The GoodThis is one of those games that you (and I!) ignored during its making and its release, because you though, through its title and imagery, that it was yet another military shooter. But somehow, somewhere, you heard about it described as "something else", as a game which is first and foremost about moral. That's the point where you give in and buy it to discover what that fuss is all about.
Taking a look at the background story on the official game website, it becomes obvious it isn't just another military third person shooter: Dubai has fallen to a sand storm. The international community is unable to do anything, and therefore leaves the people in Dubai to rot. Dubai's richest managed to fly away before the storm, leaving their employees behind. One man chose to make his stand. Colonel Kurtz...err, sorry, Colonel Conrad and his 33rd company tried to rescue Dubai's citizens, only to lose most of the civillians and his men to the storm. Now, the Damned 33rd and what's left of Dubai's population are trapped in Dubai.
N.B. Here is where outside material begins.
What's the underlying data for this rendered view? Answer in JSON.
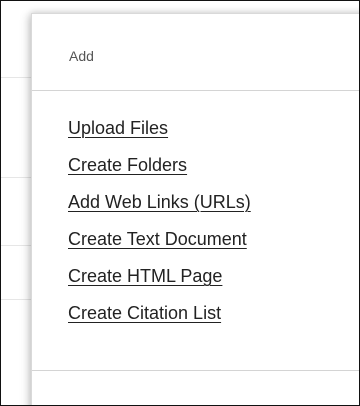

You are John Walker, captain of the Delta Force. You're here to establish contact with Colonel Conrad and initiate a rescue. Two other soldiers came with you: Lieutenant Adams, heavy weapon specialist, and Sergeant Lugo, sniper and pluri-linguist. What initially seemed to be a simple rescue mission is about to turn into madness.
And I don't want to go further about the plot, for the core of this game is what the player feels throughout the story's evolution. Let me heed a warning first: this is not a game for anyone. It is dark and violent. It is also fascinating. Then again, it is what you may expect from a game that proudly claim to be a free adaptation from John Conrad's "Heart of Darkness". As such, you easily feel the same influence from another bastard child of Heart of Darkness, Coppola's "Apocalypse Now".
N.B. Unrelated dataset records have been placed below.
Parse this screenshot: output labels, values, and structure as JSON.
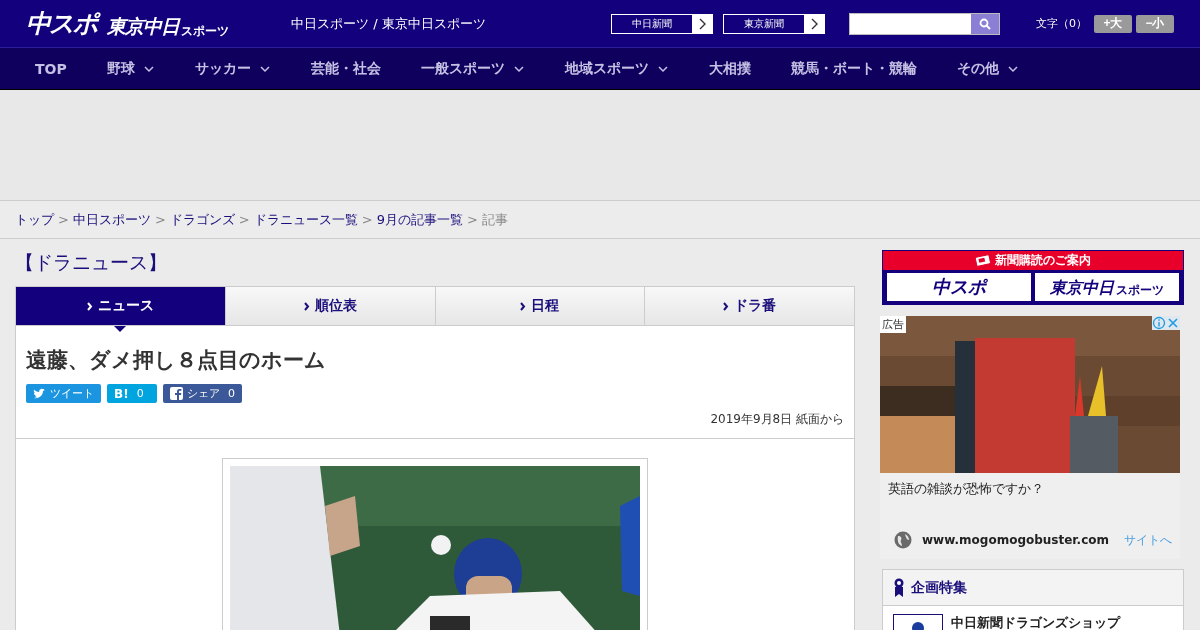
{
  "header": {
    "logo": "中スポ",
    "logo2": "東京中日",
    "logo2_small": "スポーツ",
    "site_title": "中日スポーツ / 東京中日スポーツ",
    "links": [
      {
        "label": "中日新聞"
      },
      {
        "label": "東京新聞"
      }
    ],
    "font_size": {
      "label": "文字（0）",
      "buttons": [
        "+大",
        "−小"
      ]
    }
  },
  "nav": [
    {
      "label": "TOP",
      "dropdown": false
    },
    {
      "label": "野球",
      "dropdown": true
    },
    {
      "label": "サッカー",
      "dropdown": true
    },
    {
      "label": "芸能・社会",
      "dropdown": false
    },
    {
      "label": "一般スポーツ",
      "dropdown": true
    },
    {
      "label": "地域スポーツ",
      "dropdown": true
    },
    {
      "label": "大相撲",
      "dropdown": false
    },
    {
      "label": "競馬・ボート・競輪",
      "dropdown": false
    },
    {
      "label": "その他",
      "dropdown": true
    }
  ],
  "breadcrumb_separator": ">",
  "breadcrumb": [
    {
      "label": "トップ",
      "kind": "link"
    },
    {
      "label": "中日スポーツ",
      "kind": "link"
    },
    {
      "label": "ドラゴンズ",
      "kind": "link"
    },
    {
      "label": "ドラニュース一覧",
      "kind": "link"
    },
    {
      "label": "9月の記事一覧",
      "kind": "link"
    },
    {
      "label": "記事",
      "kind": "current"
    }
  ],
  "section_title": "【ドラニュース】",
  "tabs": [
    {
      "label": "ニュース",
      "selected": true
    },
    {
      "label": "順位表",
      "selected": false
    },
    {
      "label": "日程",
      "selected": false
    },
    {
      "label": "ドラ番",
      "selected": false
    }
  ],
  "article": {
    "title": "遠藤、ダメ押し８点目のホーム",
    "share": [
      {
        "kind": "twitter",
        "label": "ツイート"
      },
      {
        "kind": "hatena",
        "label": "B!",
        "count": "0"
      },
      {
        "kind": "facebook",
        "label": "シェア",
        "count": "0"
      }
    ],
    "date": "2019年9月8日 紙面から"
  },
  "sidebar": {
    "subscribe": {
      "title": "新聞購読のご案内",
      "logo": "中スポ",
      "logo2": "東京中日",
      "logo2_small": "スポーツ"
    },
    "ad": {
      "badge": "広告",
      "text": "英語の雑談が恐怖ですか？",
      "url": "www.mogomogobuster.com",
      "link": "サイトへ"
    },
    "feature": {
      "title": "企画特集",
      "items": [
        "中日新聞ドラゴンズショップ"
      ]
    }
  }
}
What is particularly impressive during the game is the protagonists's progression: from a very professional and cold state of mind to rage and bitterness by the end of the game. You can obviously see it from their faces and appearances, as their armors are damaged or their faces get cut and scarred. But you can hear it too, when killing an enemy for example. Wherein most games you play some kind of war-proof hero, and it refreshing to play a real human being who's as much affected by the game's events as the player might be.
This sense of details is all over the place: while the game is using the (aging) Unreal 3 Engine and sometimes wear the sign of low-res textures, it feels real: from engraving on the walls for those who died, candles everywhere in a room or a giant aquarium. Putting so close these signs of utter destruction and the what's left of the luxury of Dubai reinforces the sense of madness and distress coming from the game.
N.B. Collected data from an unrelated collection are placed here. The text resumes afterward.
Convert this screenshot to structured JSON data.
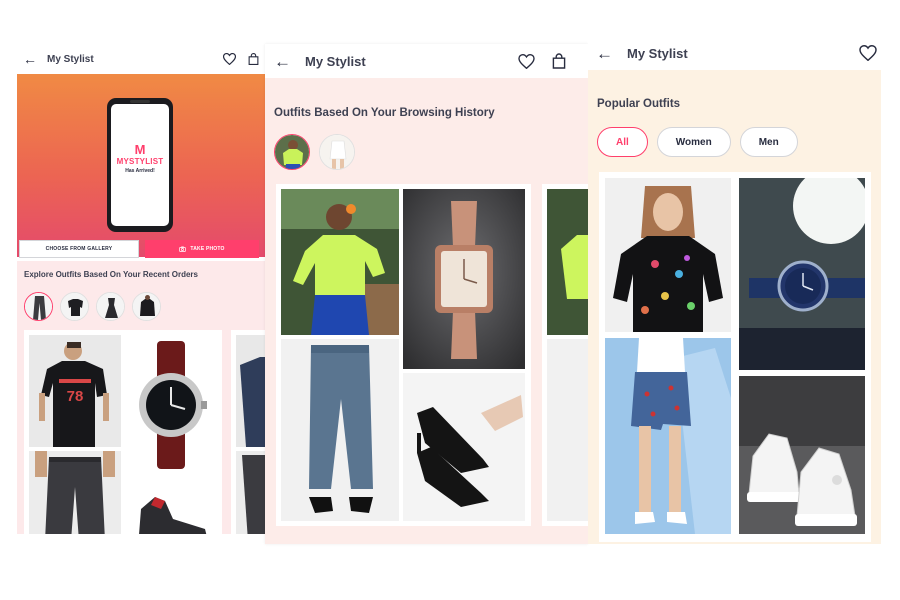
{
  "screen1": {
    "header": {
      "title": "My Stylist"
    },
    "hero": {
      "logo_mark": "M",
      "logo_text": "MYSTYLIST",
      "tagline": "Has Arrived!",
      "gallery_button": "CHOOSE FROM GALLERY",
      "photo_button": "TAKE PHOTO"
    },
    "section_title": "Explore Outfits Based On Your Recent Orders"
  },
  "screen2": {
    "header": {
      "title": "My Stylist"
    },
    "section_title": "Outfits Based On Your Browsing History"
  },
  "screen3": {
    "header": {
      "title": "My Stylist"
    },
    "section_title": "Popular Outfits",
    "chips": [
      "All",
      "Women",
      "Men"
    ],
    "selected_chip": "All"
  },
  "colors": {
    "accent": "#ff3f6c",
    "hero_top": "#f08a44",
    "hero_bottom": "#e44a6c",
    "section_pink": "#fde9ea",
    "section_cream": "#fdf2e3"
  },
  "icons": [
    "back-arrow-icon",
    "wishlist-heart-icon",
    "shopping-bag-icon",
    "camera-icon"
  ]
}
Voice-acting is top notch, as is the choice of copyrighted musical material and the soundtrack made for the game. Hendrix, Deep Purple, Björk, Mogwai or the perfectly adequate Black Angels, none of them feels out of place, and they will haunt you.
The BadObviously, from what I've described so far, one thing is lacking: gameplay. As an intent of being critical of modern days gaming, it doesn't escape being a mediocre third person shooter. That implies a game in which taking cover is prevalent, turning it sometimes into a silly war of waiting for the enemy's head to come out of cover. Worst, weapon's sound is terribly weak, which makes you think that you are wielding toys rather than tools of death.
The game still carry weird bugs, especially sound missing during cutscenes.
It also has a multiplayer mode which I didn't even bother playing, feeling it would undermine the whole point of the game; a co-op mode has also been added.